Agree, it's not too much but pretty cool for stuff I already have available. It's not great for measuring absolute quality, but good for comparing relatives. For example with my HE-500 I got more bass on my O2 than my BitHead (despite BitHead driving loud enough for me w/o clipping) and this clearly shows the audible difference I saw.

post #6 of 25
Thread Starter 
Quote:
Originally Posted by stv014 View Post

 

The bass roll-off on the cyan trace would be audible in an ABX test.

 

By the way, there is also an older thread about PC based measurements here.

 

Yea, I noticed the BitHead had less bass way down there compared to my O2 even before doing these measurements. It was very distinct (100% sure I can reliably pinpoint in ABX test). Same with the headphone processor EQ change..

post #7 of 25
Quote:
Originally Posted by stv014 View Post

 

The bass roll-off on the cyan trace would be audible in an ABX test.

 

By the way, there is also an older thread about PC based measurements here.

 

Thought the same about this cyan trace.

post #8 of 25

Just measured my Asgard/Titanium HD, completely neutral. So neutral that I had to try a few different measurement types to confirm because I thought I did something wrong.

post #9 of 25
Thread Starter 
Quote:
Originally Posted by chewy4 View Post

Just measured my Asgard/Titanium HD, completely neutral. So neutral that I had to try a few different measurement types to confirm because I thought I did something wrong.

Post the image?
post #10 of 25
Quote:
Originally Posted by moshen View Post


Post the image?

Asgard to Titanium HD line in (using monoprice Y cable):

HD Line out to line in:

 

These are both just the measurements I get when calibrating. When using the HD to HD as calibration for the Asgard I get a completely flat line, even throughout the sub-bass. 

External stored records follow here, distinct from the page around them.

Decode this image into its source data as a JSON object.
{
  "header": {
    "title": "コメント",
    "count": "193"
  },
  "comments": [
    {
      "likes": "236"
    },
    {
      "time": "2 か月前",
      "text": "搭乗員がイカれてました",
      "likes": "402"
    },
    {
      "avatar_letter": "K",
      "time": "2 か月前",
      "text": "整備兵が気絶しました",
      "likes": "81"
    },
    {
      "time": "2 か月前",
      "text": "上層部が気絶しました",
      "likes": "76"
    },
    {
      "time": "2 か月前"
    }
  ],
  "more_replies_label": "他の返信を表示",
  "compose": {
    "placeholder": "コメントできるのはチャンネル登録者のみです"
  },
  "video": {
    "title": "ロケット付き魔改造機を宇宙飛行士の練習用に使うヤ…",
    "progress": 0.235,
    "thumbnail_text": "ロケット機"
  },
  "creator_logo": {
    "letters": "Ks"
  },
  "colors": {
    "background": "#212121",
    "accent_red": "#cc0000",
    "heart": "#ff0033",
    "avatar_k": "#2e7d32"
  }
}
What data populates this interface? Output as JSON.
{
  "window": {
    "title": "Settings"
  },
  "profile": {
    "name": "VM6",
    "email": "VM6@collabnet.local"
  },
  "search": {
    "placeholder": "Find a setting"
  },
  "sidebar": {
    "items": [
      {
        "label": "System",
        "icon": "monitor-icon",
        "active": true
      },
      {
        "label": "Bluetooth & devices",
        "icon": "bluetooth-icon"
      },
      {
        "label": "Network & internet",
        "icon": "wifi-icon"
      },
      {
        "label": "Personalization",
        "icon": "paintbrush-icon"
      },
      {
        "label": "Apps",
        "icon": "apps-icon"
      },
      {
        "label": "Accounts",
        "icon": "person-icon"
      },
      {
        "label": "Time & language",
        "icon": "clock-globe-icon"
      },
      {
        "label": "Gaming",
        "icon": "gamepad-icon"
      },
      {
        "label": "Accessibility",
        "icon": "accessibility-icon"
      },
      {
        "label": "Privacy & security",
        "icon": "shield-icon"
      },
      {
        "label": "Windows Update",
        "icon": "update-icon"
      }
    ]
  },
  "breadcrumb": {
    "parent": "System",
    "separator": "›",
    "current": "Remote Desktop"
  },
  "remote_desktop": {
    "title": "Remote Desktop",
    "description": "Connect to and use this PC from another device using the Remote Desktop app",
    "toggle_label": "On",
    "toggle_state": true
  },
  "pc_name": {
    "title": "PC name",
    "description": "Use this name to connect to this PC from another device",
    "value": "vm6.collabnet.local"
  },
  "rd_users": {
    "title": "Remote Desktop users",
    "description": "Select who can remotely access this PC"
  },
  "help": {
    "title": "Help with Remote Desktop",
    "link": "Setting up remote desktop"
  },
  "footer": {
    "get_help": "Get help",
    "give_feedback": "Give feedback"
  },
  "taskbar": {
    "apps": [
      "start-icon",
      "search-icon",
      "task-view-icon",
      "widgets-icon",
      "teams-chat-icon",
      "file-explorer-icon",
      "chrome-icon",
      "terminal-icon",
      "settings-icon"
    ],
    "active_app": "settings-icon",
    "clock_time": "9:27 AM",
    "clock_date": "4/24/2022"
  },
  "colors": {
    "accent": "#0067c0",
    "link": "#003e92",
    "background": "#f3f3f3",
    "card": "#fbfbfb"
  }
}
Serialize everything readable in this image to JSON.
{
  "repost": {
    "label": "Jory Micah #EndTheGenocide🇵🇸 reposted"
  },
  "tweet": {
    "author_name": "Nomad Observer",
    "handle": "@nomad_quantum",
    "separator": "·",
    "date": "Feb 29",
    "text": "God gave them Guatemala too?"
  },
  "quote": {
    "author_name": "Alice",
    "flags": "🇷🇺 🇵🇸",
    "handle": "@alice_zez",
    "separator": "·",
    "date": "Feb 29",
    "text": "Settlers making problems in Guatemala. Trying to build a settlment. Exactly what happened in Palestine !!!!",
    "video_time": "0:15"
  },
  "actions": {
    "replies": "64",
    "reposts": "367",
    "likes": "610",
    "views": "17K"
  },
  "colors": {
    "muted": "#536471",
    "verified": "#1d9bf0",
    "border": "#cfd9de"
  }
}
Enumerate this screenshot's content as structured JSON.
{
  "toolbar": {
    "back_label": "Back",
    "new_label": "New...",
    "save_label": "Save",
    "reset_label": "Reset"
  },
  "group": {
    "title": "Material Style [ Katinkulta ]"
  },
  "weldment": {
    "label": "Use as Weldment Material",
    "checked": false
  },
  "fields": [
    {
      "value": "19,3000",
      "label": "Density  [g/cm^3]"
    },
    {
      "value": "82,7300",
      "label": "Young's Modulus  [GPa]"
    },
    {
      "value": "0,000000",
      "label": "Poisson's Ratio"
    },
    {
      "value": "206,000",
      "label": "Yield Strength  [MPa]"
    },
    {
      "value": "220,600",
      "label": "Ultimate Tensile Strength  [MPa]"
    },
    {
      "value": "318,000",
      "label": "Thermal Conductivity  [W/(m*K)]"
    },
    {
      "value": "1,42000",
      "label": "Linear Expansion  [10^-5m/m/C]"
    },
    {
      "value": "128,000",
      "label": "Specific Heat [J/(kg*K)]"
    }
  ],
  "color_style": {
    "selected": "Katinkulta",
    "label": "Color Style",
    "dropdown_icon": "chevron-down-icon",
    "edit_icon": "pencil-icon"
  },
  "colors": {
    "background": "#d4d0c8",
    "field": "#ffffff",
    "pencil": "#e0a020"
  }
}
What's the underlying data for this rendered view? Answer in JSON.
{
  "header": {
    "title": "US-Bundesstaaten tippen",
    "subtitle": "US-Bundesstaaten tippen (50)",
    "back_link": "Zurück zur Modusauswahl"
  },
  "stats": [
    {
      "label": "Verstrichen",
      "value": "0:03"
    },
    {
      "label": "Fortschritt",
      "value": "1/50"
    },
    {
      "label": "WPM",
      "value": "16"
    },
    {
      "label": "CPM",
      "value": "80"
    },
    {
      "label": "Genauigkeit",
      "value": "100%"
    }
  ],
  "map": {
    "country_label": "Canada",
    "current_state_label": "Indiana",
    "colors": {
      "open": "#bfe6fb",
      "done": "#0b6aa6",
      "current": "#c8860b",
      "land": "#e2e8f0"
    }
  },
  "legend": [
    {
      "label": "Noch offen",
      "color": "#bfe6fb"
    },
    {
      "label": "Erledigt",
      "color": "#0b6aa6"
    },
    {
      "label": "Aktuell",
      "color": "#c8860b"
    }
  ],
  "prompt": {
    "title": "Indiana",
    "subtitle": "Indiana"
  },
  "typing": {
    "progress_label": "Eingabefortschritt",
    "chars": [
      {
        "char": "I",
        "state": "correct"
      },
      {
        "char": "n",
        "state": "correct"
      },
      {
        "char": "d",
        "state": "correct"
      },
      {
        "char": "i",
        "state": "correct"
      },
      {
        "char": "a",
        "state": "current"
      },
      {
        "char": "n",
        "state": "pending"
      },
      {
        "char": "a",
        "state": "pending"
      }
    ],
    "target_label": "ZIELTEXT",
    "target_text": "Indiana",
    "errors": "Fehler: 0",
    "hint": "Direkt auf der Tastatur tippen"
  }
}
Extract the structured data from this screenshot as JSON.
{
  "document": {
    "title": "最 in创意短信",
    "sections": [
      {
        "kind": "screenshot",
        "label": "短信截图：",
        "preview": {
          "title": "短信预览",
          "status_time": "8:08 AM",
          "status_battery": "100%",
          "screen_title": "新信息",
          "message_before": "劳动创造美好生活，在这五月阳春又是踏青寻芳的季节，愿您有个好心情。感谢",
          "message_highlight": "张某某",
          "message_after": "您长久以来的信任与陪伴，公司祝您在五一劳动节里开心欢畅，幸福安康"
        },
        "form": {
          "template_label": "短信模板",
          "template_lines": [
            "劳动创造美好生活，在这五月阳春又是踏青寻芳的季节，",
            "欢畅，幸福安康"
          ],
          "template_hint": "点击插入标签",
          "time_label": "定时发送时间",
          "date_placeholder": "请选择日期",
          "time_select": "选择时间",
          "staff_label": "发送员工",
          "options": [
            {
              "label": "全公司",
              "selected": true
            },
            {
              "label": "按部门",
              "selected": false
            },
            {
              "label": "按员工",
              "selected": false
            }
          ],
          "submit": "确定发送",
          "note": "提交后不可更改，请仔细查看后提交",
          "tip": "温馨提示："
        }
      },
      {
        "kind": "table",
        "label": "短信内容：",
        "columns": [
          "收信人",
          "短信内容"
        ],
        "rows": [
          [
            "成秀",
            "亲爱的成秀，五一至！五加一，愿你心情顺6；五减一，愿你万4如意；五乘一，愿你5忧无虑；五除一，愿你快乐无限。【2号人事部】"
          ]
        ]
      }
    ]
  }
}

Edited by chewy4 - 12/28/12 at 3:50pm
post #11 of 25

So, the Asgard itself then has a fairly flat response, but the sound card loopback is not that good (are the playback and recording both at 44.1 kHz sample rate ?).

 

Edit: the slight bass roll-off is normal for the Titanium HD, but the high frequency ripple and roll-off could be the result of a software problem.


Edited by stv014 - 12/29/12 at 4:24am
post #12 of 25
Quote:
Originally Posted by stv014 View Post

So, the Asgard itself then has a fairly flat response, but the sound card loopback is not that good (are the playback and recording both at 44.1 kHz sample rate ?).

 

Edit: the slight bass roll-off is normal for the Titanium HD, but the high frequency ripple and roll-off could be the result of a software problem.

Yeah the bass rolloff is completely normal for the HD, goes completely inline with the measurements given by the manufacturer. Treble isn't actually rolled off, at 20Hz it's right about at the reference line(the sweep was from 0-20,100) which is actually a bit higher than creative's specs(-.25dB rolloff). The ripple isn't normal though and is probably caused by something else yeah, phase is jumping up and down at that point, I don't really know the significance of phase though. Both are at 44.1kHz.

post #13 of 25

Maybe I missed something, but the graphs seem to show more than 3 dB attenuation at 20 kHz.

post #14 of 25

Er yeah, I think you're right there. I was thinking that line was 30kHz...

 

That definitely shouldn't be that severe.

post #15 of 25

It could be a problem in the measurement software, or unwanted (low quality) sample rate conversion by Windows drivers.